The final Sutton Slide Leash delivers:
- Secure locking under load
- Fast, intuitive adjustment
- Comfortable and durable materials
- A format that supports multiple use modes in one product
- A design that can actually be manufactured and sold at scale
You can see the final product here: RemieDog Sutton Slide Leash
Takeaway
This project is a good example of what real hardware development looks like.
It’s not just CAD. It’s not just prototyping. It’s not just sourcing. It’s not just cost reduction.
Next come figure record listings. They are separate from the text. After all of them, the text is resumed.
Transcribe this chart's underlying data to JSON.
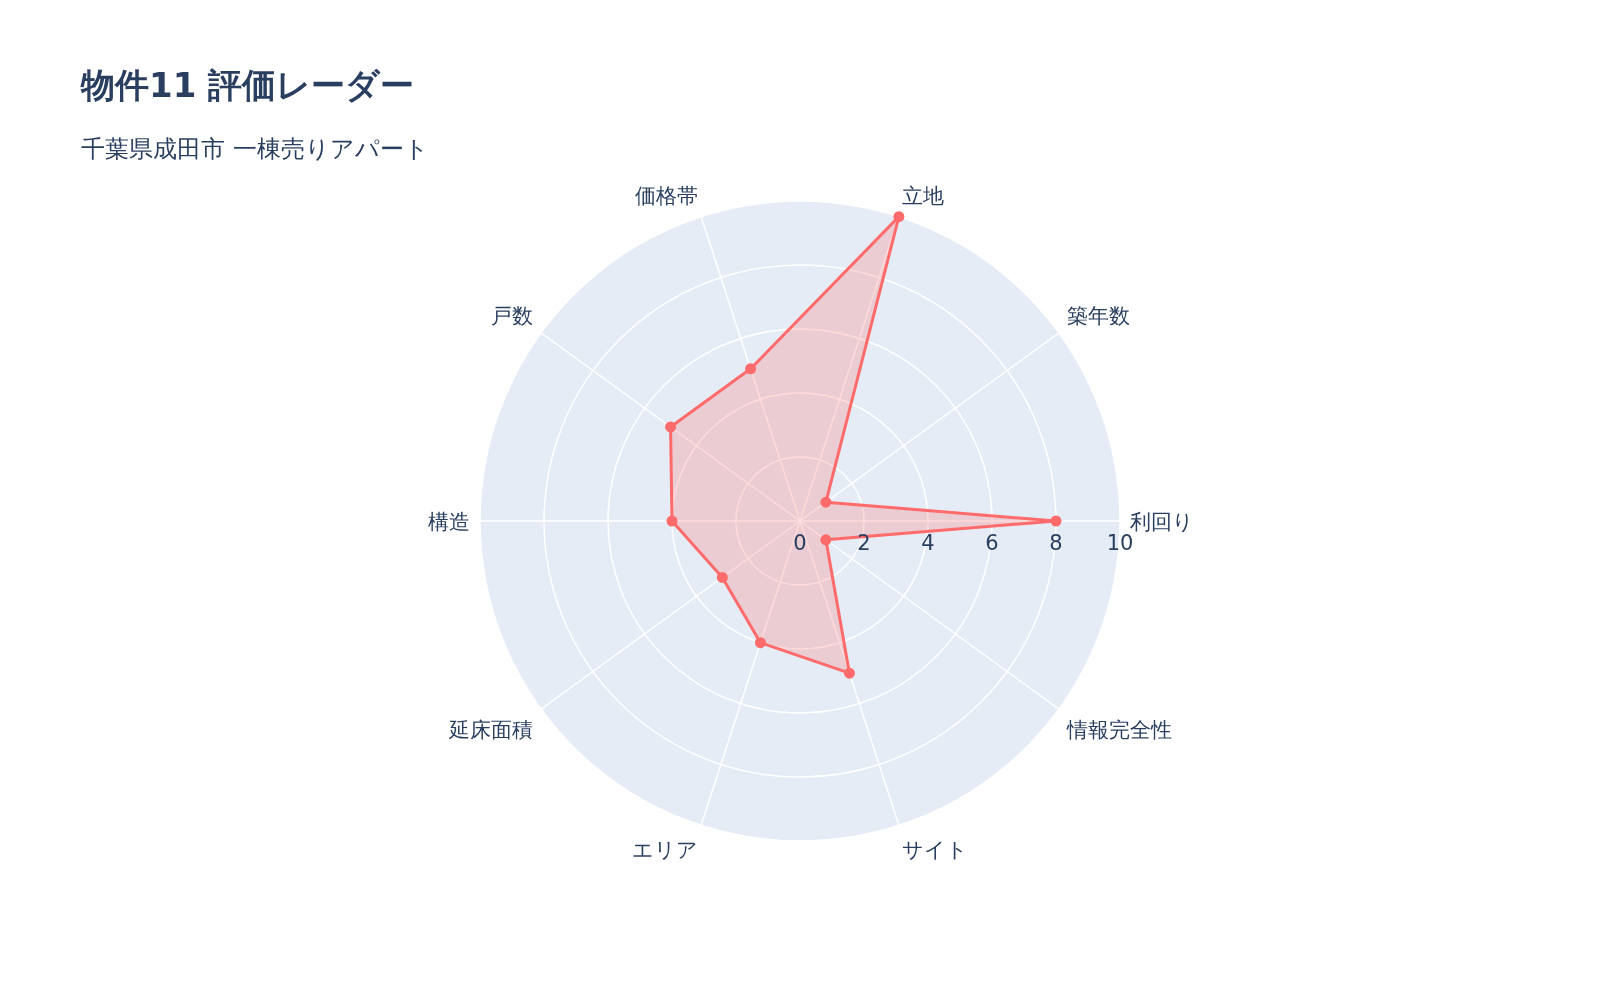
{
  "chart_data": {
    "type": "radar",
    "title": "物件11 評価レーダー",
    "subtitle": "千葉県成田市 一棟売りアパート",
    "categories": [
      "立地",
      "築年数",
      "利回り",
      "情報完全性",
      "サイト",
      "エリア",
      "延床面積",
      "構造",
      "戸数",
      "価格帯"
    ],
    "series": [
      {
        "color": "#ff6b6b",
        "values": [
          10,
          1,
          8,
          1,
          5,
          4,
          3,
          4,
          5,
          5
        ]
      }
    ],
    "ylim": [
      0,
      10
    ],
    "yticks": [
      0,
      2,
      4,
      6,
      8,
      10
    ],
    "grid": true,
    "marker": "circle",
    "line_style": "solid"
  }
}
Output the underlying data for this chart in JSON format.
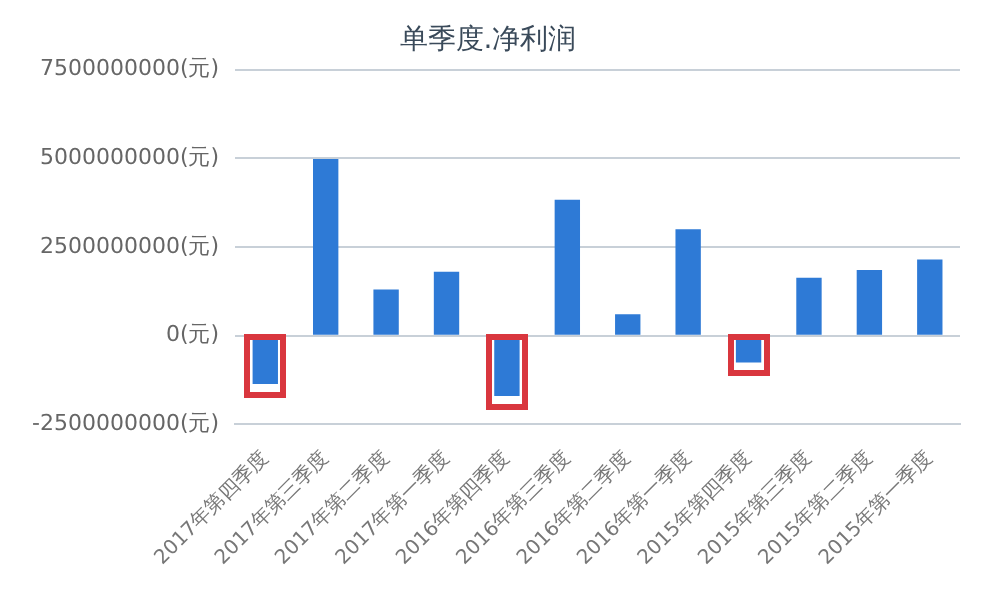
{
  "chart_data": {
    "type": "bar",
    "title": "单季度.净利润",
    "categories": [
      "2017年第四季度",
      "2017年第三季度",
      "2017年第二季度",
      "2017年第一季度",
      "2016年第四季度",
      "2016年第三季度",
      "2016年第二季度",
      "2016年第一季度",
      "2015年第四季度",
      "2015年第三季度",
      "2015年第二季度",
      "2015年第一季度"
    ],
    "values": [
      -1360000000,
      4980000000,
      1300000000,
      1800000000,
      -1700000000,
      3830000000,
      600000000,
      3000000000,
      -760000000,
      1630000000,
      1850000000,
      2150000000
    ],
    "color": "#2e7ad6",
    "ylim": [
      -2500000000,
      7500000000
    ],
    "yticks": [
      {
        "value": -2500000000,
        "label": "-2500000000(元)"
      },
      {
        "value": 0,
        "label": "0(元)"
      },
      {
        "value": 2500000000,
        "label": "2500000000(元)"
      },
      {
        "value": 5000000000,
        "label": "5000000000(元)"
      },
      {
        "value": 7500000000,
        "label": "7500000000(元)"
      }
    ],
    "grid": "y",
    "legend": false
  }
}
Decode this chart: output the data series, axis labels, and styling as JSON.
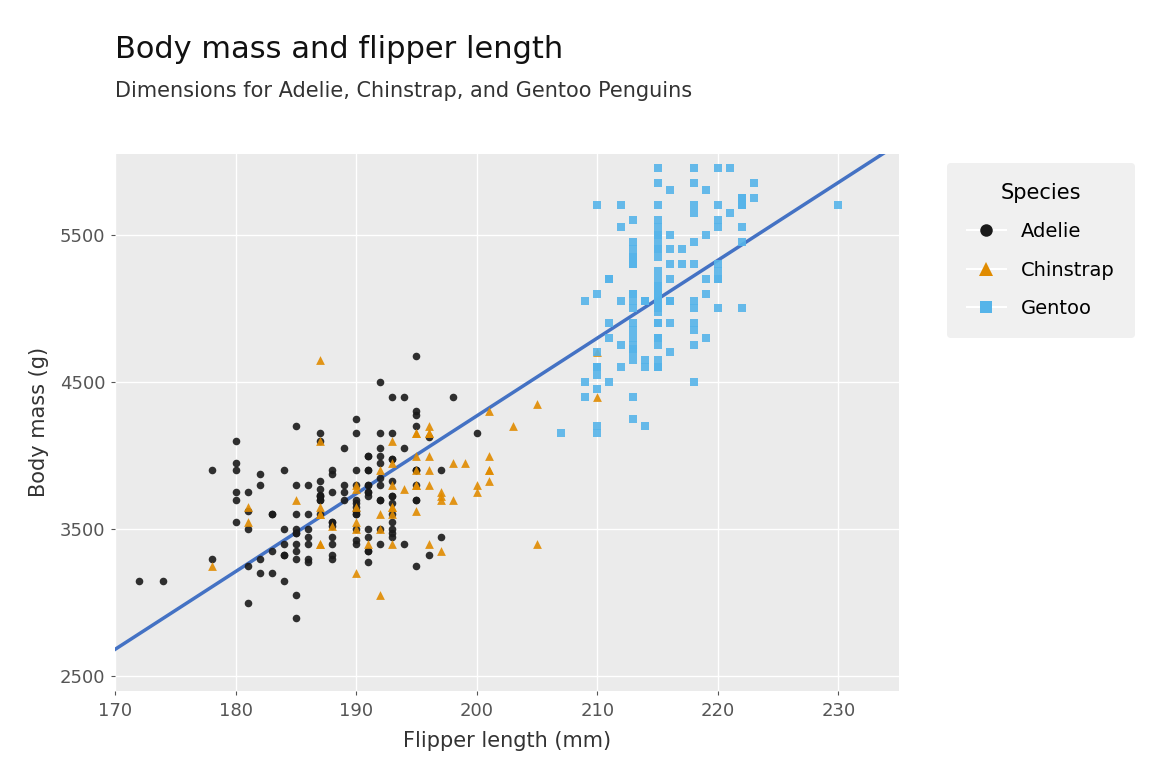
{
  "title": "Body mass and flipper length",
  "subtitle": "Dimensions for Adelie, Chinstrap, and Gentoo Penguins",
  "xlabel": "Flipper length (mm)",
  "ylabel": "Body mass (g)",
  "xlim": [
    170,
    235
  ],
  "ylim": [
    2400,
    6050
  ],
  "xticks": [
    170,
    180,
    190,
    200,
    210,
    220,
    230
  ],
  "yticks": [
    2500,
    3500,
    4500,
    5500
  ],
  "bg_color": "#EBEBEB",
  "grid_color": "#FFFFFF",
  "line_color": "#4472C4",
  "ci_color": "#BBBBBB",
  "adelie_color": "#1a1a1a",
  "chinstrap_color": "#E08B00",
  "gentoo_color": "#56B4E9",
  "title_fontsize": 22,
  "subtitle_fontsize": 15,
  "axis_label_fontsize": 15,
  "tick_fontsize": 13,
  "legend_fontsize": 14,
  "legend_title_fontsize": 15,
  "adelie_data": [
    [
      181,
      3750
    ],
    [
      186,
      3800
    ],
    [
      195,
      3250
    ],
    [
      193,
      3450
    ],
    [
      190,
      3650
    ],
    [
      181,
      3625
    ],
    [
      195,
      4675
    ],
    [
      193,
      3475
    ],
    [
      190,
      4250
    ],
    [
      186,
      3300
    ],
    [
      180,
      3700
    ],
    [
      182,
      3200
    ],
    [
      191,
      3800
    ],
    [
      198,
      4400
    ],
    [
      185,
      3300
    ],
    [
      195,
      3700
    ],
    [
      197,
      3450
    ],
    [
      184,
      3325
    ],
    [
      194,
      4400
    ],
    [
      174,
      3150
    ],
    [
      180,
      4100
    ],
    [
      189,
      4050
    ],
    [
      185,
      2900
    ],
    [
      180,
      3550
    ],
    [
      187,
      3700
    ],
    [
      183,
      3600
    ],
    [
      187,
      3733
    ],
    [
      172,
      3150
    ],
    [
      180,
      3900
    ],
    [
      178,
      3300
    ],
    [
      178,
      3900
    ],
    [
      188,
      3325
    ],
    [
      184,
      3150
    ],
    [
      195,
      3900
    ],
    [
      196,
      3325
    ],
    [
      190,
      4150
    ],
    [
      180,
      3950
    ],
    [
      181,
      3250
    ],
    [
      184,
      3900
    ],
    [
      182,
      3300
    ],
    [
      195,
      3900
    ],
    [
      191,
      3750
    ],
    [
      187,
      4150
    ],
    [
      193,
      3500
    ],
    [
      195,
      3800
    ],
    [
      197,
      3900
    ],
    [
      191,
      4000
    ],
    [
      193,
      3600
    ],
    [
      190,
      3800
    ],
    [
      186,
      3400
    ],
    [
      188,
      3750
    ],
    [
      192,
      4050
    ],
    [
      195,
      4300
    ],
    [
      190,
      3700
    ],
    [
      191,
      3350
    ],
    [
      186,
      3600
    ],
    [
      188,
      3900
    ],
    [
      190,
      3600
    ],
    [
      200,
      4150
    ],
    [
      187,
      3700
    ],
    [
      191,
      3800
    ],
    [
      193,
      4400
    ],
    [
      183,
      3350
    ],
    [
      187,
      4100
    ],
    [
      192,
      4500
    ],
    [
      183,
      3600
    ],
    [
      190,
      3900
    ],
    [
      193,
      4150
    ],
    [
      194,
      3400
    ],
    [
      185,
      3400
    ],
    [
      189,
      3750
    ],
    [
      185,
      3600
    ],
    [
      185,
      4200
    ],
    [
      192,
      4150
    ],
    [
      184,
      3400
    ],
    [
      190,
      3500
    ],
    [
      195,
      3700
    ],
    [
      191,
      3900
    ],
    [
      191,
      3750
    ],
    [
      187,
      3775
    ],
    [
      189,
      3800
    ],
    [
      187,
      3825
    ],
    [
      191,
      4000
    ],
    [
      195,
      4200
    ],
    [
      195,
      4275
    ],
    [
      196,
      4125
    ],
    [
      188,
      3550
    ],
    [
      191,
      3500
    ],
    [
      193,
      3675
    ],
    [
      193,
      3550
    ],
    [
      184,
      3325
    ],
    [
      186,
      3275
    ],
    [
      182,
      3875
    ],
    [
      192,
      3850
    ],
    [
      185,
      3350
    ],
    [
      192,
      3400
    ],
    [
      191,
      3350
    ],
    [
      191,
      3450
    ],
    [
      188,
      3875
    ],
    [
      193,
      3725
    ],
    [
      190,
      3625
    ],
    [
      191,
      3725
    ],
    [
      193,
      3825
    ],
    [
      185,
      3050
    ],
    [
      193,
      3725
    ],
    [
      186,
      3500
    ],
    [
      181,
      3000
    ],
    [
      190,
      3675
    ],
    [
      195,
      3900
    ],
    [
      181,
      3500
    ],
    [
      191,
      3900
    ],
    [
      187,
      3600
    ],
    [
      193,
      3975
    ],
    [
      185,
      3500
    ],
    [
      189,
      3700
    ],
    [
      187,
      3725
    ],
    [
      193,
      3975
    ],
    [
      190,
      3600
    ],
    [
      185,
      3475
    ],
    [
      186,
      3450
    ],
    [
      188,
      3550
    ],
    [
      192,
      3800
    ],
    [
      192,
      3500
    ],
    [
      182,
      3800
    ],
    [
      194,
      4050
    ],
    [
      187,
      3725
    ],
    [
      183,
      3200
    ],
    [
      188,
      3400
    ],
    [
      185,
      3800
    ],
    [
      180,
      3750
    ],
    [
      192,
      3700
    ],
    [
      188,
      3450
    ],
    [
      190,
      3400
    ],
    [
      188,
      3300
    ],
    [
      192,
      3700
    ],
    [
      185,
      3475
    ],
    [
      190,
      3425
    ],
    [
      184,
      3500
    ],
    [
      188,
      3525
    ],
    [
      192,
      3950
    ],
    [
      191,
      3275
    ],
    [
      192,
      4000
    ]
  ],
  "chinstrap_data": [
    [
      192,
      3500
    ],
    [
      196,
      3900
    ],
    [
      193,
      3650
    ],
    [
      188,
      3525
    ],
    [
      197,
      3725
    ],
    [
      198,
      3950
    ],
    [
      178,
      3250
    ],
    [
      197,
      3750
    ],
    [
      195,
      4150
    ],
    [
      198,
      3700
    ],
    [
      193,
      3800
    ],
    [
      194,
      3775
    ],
    [
      185,
      3700
    ],
    [
      201,
      3825
    ],
    [
      190,
      3775
    ],
    [
      201,
      4300
    ],
    [
      197,
      3350
    ],
    [
      181,
      3550
    ],
    [
      190,
      3800
    ],
    [
      195,
      3900
    ],
    [
      181,
      3650
    ],
    [
      192,
      3600
    ],
    [
      195,
      3625
    ],
    [
      190,
      3500
    ],
    [
      187,
      3400
    ],
    [
      193,
      3400
    ],
    [
      195,
      3800
    ],
    [
      197,
      3700
    ],
    [
      200,
      3750
    ],
    [
      200,
      3800
    ],
    [
      191,
      3400
    ],
    [
      205,
      3400
    ],
    [
      187,
      3600
    ],
    [
      201,
      4000
    ],
    [
      187,
      3600
    ],
    [
      203,
      4200
    ],
    [
      195,
      3800
    ],
    [
      199,
      3950
    ],
    [
      195,
      4000
    ],
    [
      210,
      4700
    ],
    [
      192,
      3900
    ],
    [
      205,
      4350
    ],
    [
      210,
      4400
    ],
    [
      187,
      3400
    ],
    [
      196,
      4150
    ],
    [
      196,
      3400
    ],
    [
      196,
      4000
    ],
    [
      201,
      3900
    ],
    [
      190,
      3550
    ],
    [
      187,
      4650
    ],
    [
      193,
      4100
    ],
    [
      193,
      3950
    ],
    [
      187,
      4100
    ],
    [
      192,
      3050
    ],
    [
      196,
      3800
    ],
    [
      193,
      3600
    ],
    [
      196,
      4200
    ],
    [
      195,
      4150
    ],
    [
      201,
      3900
    ],
    [
      190,
      3200
    ],
    [
      187,
      3650
    ],
    [
      193,
      3650
    ],
    [
      196,
      4150
    ],
    [
      190,
      3650
    ]
  ],
  "gentoo_data": [
    [
      211,
      4500
    ],
    [
      230,
      5700
    ],
    [
      210,
      4450
    ],
    [
      218,
      5700
    ],
    [
      215,
      5400
    ],
    [
      210,
      4550
    ],
    [
      211,
      4800
    ],
    [
      219,
      5200
    ],
    [
      209,
      4400
    ],
    [
      215,
      5150
    ],
    [
      214,
      4650
    ],
    [
      216,
      5400
    ],
    [
      214,
      4200
    ],
    [
      213,
      5050
    ],
    [
      210,
      4150
    ],
    [
      217,
      5300
    ],
    [
      213,
      4650
    ],
    [
      210,
      4700
    ],
    [
      218,
      5850
    ],
    [
      215,
      4650
    ],
    [
      210,
      4200
    ],
    [
      213,
      5600
    ],
    [
      216,
      4700
    ],
    [
      215,
      5050
    ],
    [
      210,
      4600
    ],
    [
      220,
      5550
    ],
    [
      222,
      5000
    ],
    [
      209,
      5050
    ],
    [
      207,
      4150
    ],
    [
      221,
      5650
    ],
    [
      211,
      5200
    ],
    [
      210,
      5100
    ],
    [
      219,
      5100
    ],
    [
      215,
      4800
    ],
    [
      213,
      5350
    ],
    [
      212,
      5700
    ],
    [
      222,
      5700
    ],
    [
      216,
      5050
    ],
    [
      210,
      5700
    ],
    [
      215,
      5600
    ],
    [
      218,
      4500
    ],
    [
      215,
      4900
    ],
    [
      213,
      4800
    ],
    [
      220,
      5700
    ],
    [
      219,
      5500
    ],
    [
      223,
      5850
    ],
    [
      218,
      5450
    ],
    [
      215,
      5700
    ],
    [
      220,
      5200
    ],
    [
      213,
      4725
    ],
    [
      215,
      5000
    ],
    [
      216,
      4900
    ],
    [
      215,
      5250
    ],
    [
      215,
      4800
    ],
    [
      210,
      4600
    ],
    [
      222,
      5450
    ],
    [
      212,
      4600
    ],
    [
      213,
      5300
    ],
    [
      216,
      5300
    ],
    [
      215,
      5100
    ],
    [
      220,
      5950
    ],
    [
      215,
      4800
    ],
    [
      218,
      4850
    ],
    [
      222,
      5750
    ],
    [
      211,
      5200
    ],
    [
      215,
      5350
    ],
    [
      213,
      4700
    ],
    [
      215,
      4900
    ],
    [
      215,
      4600
    ],
    [
      215,
      5200
    ],
    [
      214,
      5050
    ],
    [
      220,
      5250
    ],
    [
      213,
      5000
    ],
    [
      219,
      5800
    ],
    [
      217,
      5400
    ],
    [
      213,
      5100
    ],
    [
      215,
      5400
    ],
    [
      213,
      5300
    ],
    [
      215,
      4750
    ],
    [
      212,
      5550
    ],
    [
      211,
      4900
    ],
    [
      218,
      5300
    ],
    [
      218,
      5000
    ],
    [
      213,
      5100
    ],
    [
      216,
      5200
    ],
    [
      215,
      5000
    ],
    [
      221,
      5950
    ],
    [
      218,
      4900
    ],
    [
      213,
      5300
    ],
    [
      215,
      5550
    ],
    [
      223,
      5750
    ],
    [
      218,
      5050
    ],
    [
      218,
      5650
    ],
    [
      219,
      4800
    ],
    [
      210,
      4600
    ],
    [
      215,
      5050
    ],
    [
      220,
      5300
    ],
    [
      213,
      5400
    ],
    [
      212,
      4750
    ],
    [
      216,
      5050
    ],
    [
      215,
      5500
    ],
    [
      213,
      4250
    ],
    [
      222,
      5750
    ],
    [
      220,
      5000
    ],
    [
      215,
      5000
    ],
    [
      216,
      5500
    ],
    [
      215,
      5000
    ],
    [
      213,
      4900
    ],
    [
      215,
      5050
    ],
    [
      213,
      5450
    ],
    [
      215,
      5500
    ],
    [
      213,
      4750
    ],
    [
      218,
      5950
    ],
    [
      209,
      4500
    ],
    [
      222,
      5700
    ],
    [
      214,
      4600
    ],
    [
      220,
      5200
    ],
    [
      215,
      4975
    ],
    [
      215,
      4600
    ],
    [
      213,
      5300
    ],
    [
      214,
      5050
    ],
    [
      216,
      5800
    ],
    [
      212,
      5050
    ],
    [
      215,
      5850
    ],
    [
      222,
      5550
    ],
    [
      215,
      5150
    ],
    [
      213,
      4850
    ],
    [
      215,
      5050
    ],
    [
      213,
      4400
    ],
    [
      215,
      5450
    ],
    [
      220,
      5600
    ],
    [
      213,
      5350
    ],
    [
      215,
      5100
    ],
    [
      215,
      5000
    ],
    [
      213,
      5100
    ],
    [
      215,
      5950
    ],
    [
      218,
      4750
    ]
  ]
}
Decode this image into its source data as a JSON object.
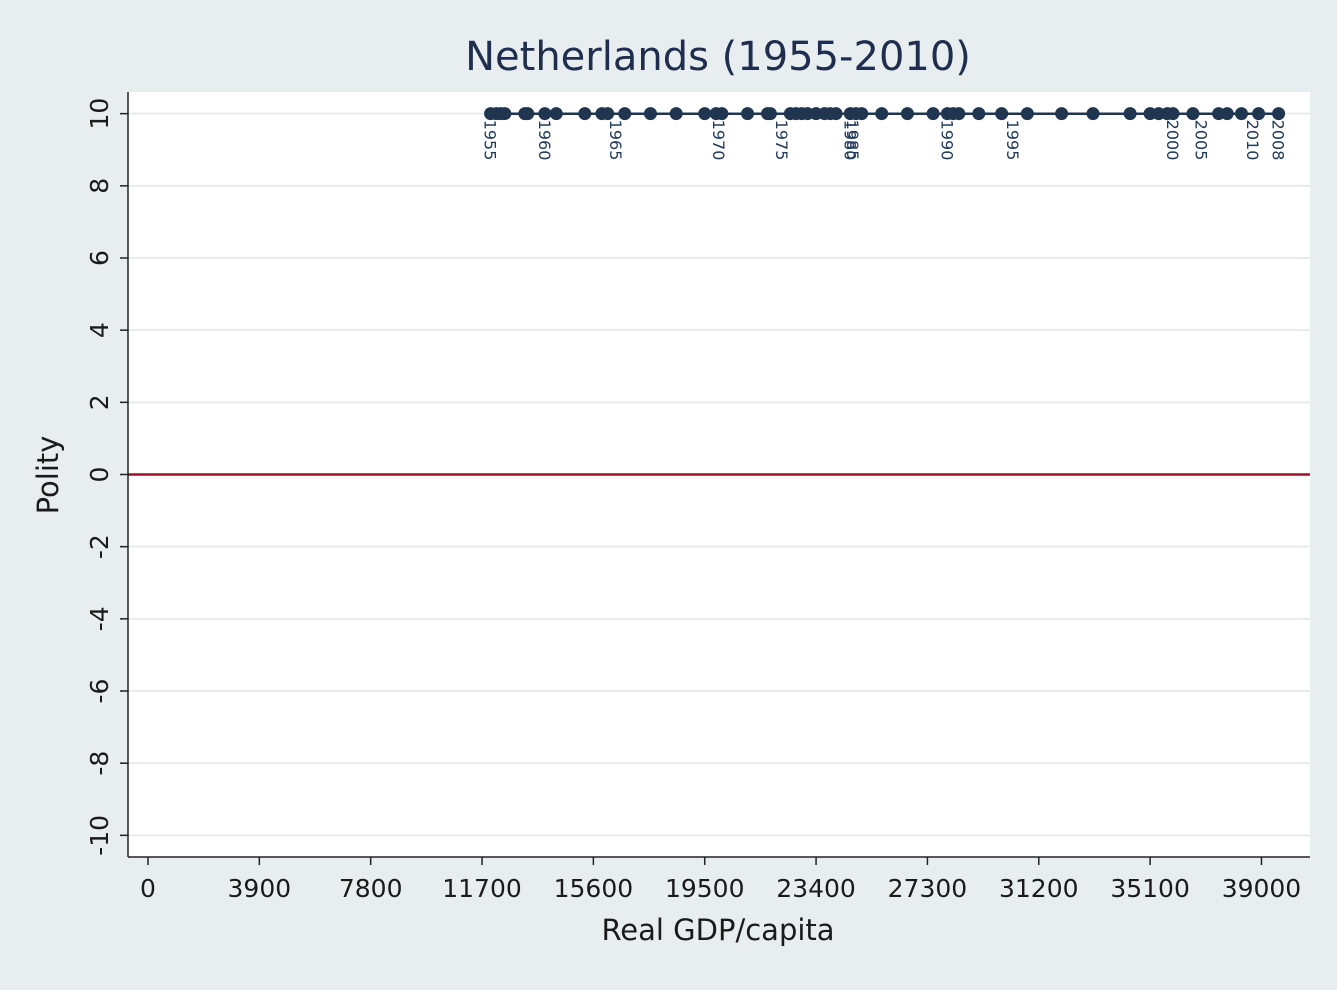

It’s all of those working together.
The process looked roughly like this:
- Identify a real use problem
- Develop a new product concept instead of copying an existing one
- Use CAD and 3D printing to prove the function
- Source and test hardware, materials, and manufacturers
- Build the BOM and understand the real cost structure
- Redesign around DFM when the first solution was too expensive
- Protect the core IP
- Move into production once the design and cost aligned
Most early designs are optimized for function. Most production designs are optimized for manufacturing. Bridging that gap is the actual job.